When I arrived a distribution was ending, having reached another 200 families. A few yards away the families who had received kits a few days before had put up their shelters and were using their hygiene kits. Children played between the tents. In a few homes, new simple water filters sat attached to their buckets. The sun beat down, and it was good to see that these children would not have to quench their thirst by drinking from the standing water which lapped behind a mud barrier a few feet high just outside the village.

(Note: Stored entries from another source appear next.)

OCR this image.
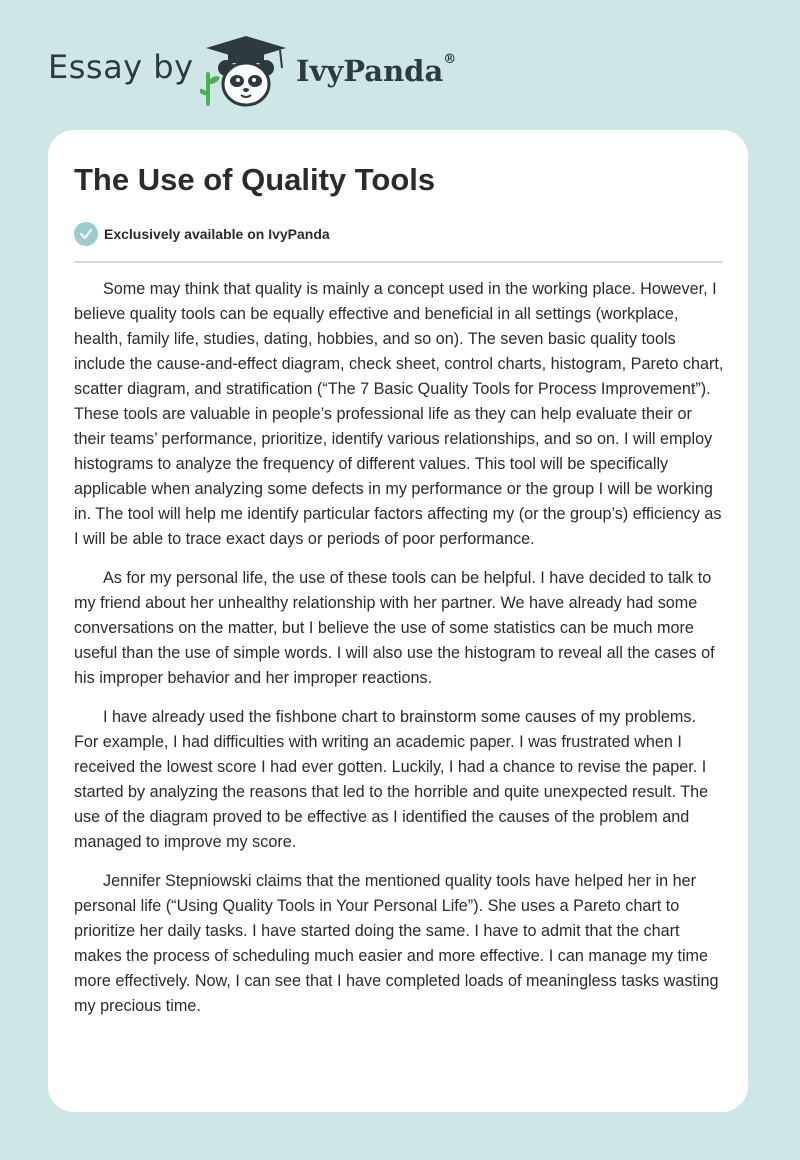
Essay by	IvyPanda®
The Use of Quality Tools
Exclusively available on IvyPanda

Some may think that quality is mainly a concept used in the working place. However, I believe quality tools can be equally effective and beneficial in all settings (workplace, health, family life, studies, dating, hobbies, and so on). The seven basic quality tools include the cause-and-effect diagram, check sheet, control charts, histogram, Pareto chart, scatter diagram, and stratification (“The 7 Basic Quality Tools for Process Improvement”). These tools are valuable in people’s professional life as they can help evaluate their or their teams’ performance, prioritize, identify various relationships, and so on. I will employ histograms to analyze the frequency of different values. This tool will be specifically applicable when analyzing some defects in my performance or the group I will be working in. The tool will help me identify particular factors affecting my (or the group’s) efficiency as I will be able to trace exact days or periods of poor performance.

As for my personal life, the use of these tools can be helpful. I have decided to talk to my friend about her unhealthy relationship with her partner. We have already had some conversations on the matter, but I believe the use of some statistics can be much more useful than the use of simple words. I will also use the histogram to reveal all the cases of his improper behavior and her improper reactions.

I have already used the fishbone chart to brainstorm some causes of my problems. For example, I had difficulties with writing an academic paper. I was frustrated when I received the lowest score I had ever gotten. Luckily, I had a chance to revise the paper. I started by analyzing the reasons that led to the horrible and quite unexpected result. The use of the diagram proved to be effective as I identified the causes of the problem and managed to improve my score.

Jennifer Stepniowski claims that the mentioned quality tools have helped her in her personal life (“Using Quality Tools in Your Personal Life”). She uses a Pareto chart to prioritize her daily tasks. I have started doing the same. I have to admit that the chart makes the process of scheduling much easier and more effective. I can manage my time more effectively. Now, I can see that I have completed loads of meaningless tasks wasting my precious time.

FH’s manager on the ground in Malik, Saleh Uddin, told me that a few days before a meeting had been held with a newly-formed local committee, educating the community about good health and sanitation practice. This is an important part of helping the helpless – not just those made homeless by the floods, but those who were powerless before. By engaging them, as well as local influential community figures in the decisionmaking process, we make them stakeholders in the change brought by lessons like these.
Local people were engaged in their recovery from day one, moment one. Saleh Uddin writes ‘it was a really amazing day, to see local people participating like this’, and I saw the fruit of that just days later. It is so important, in recovery, to ensure that people, not provisions, are at the heart of the work. People must own their own recovery.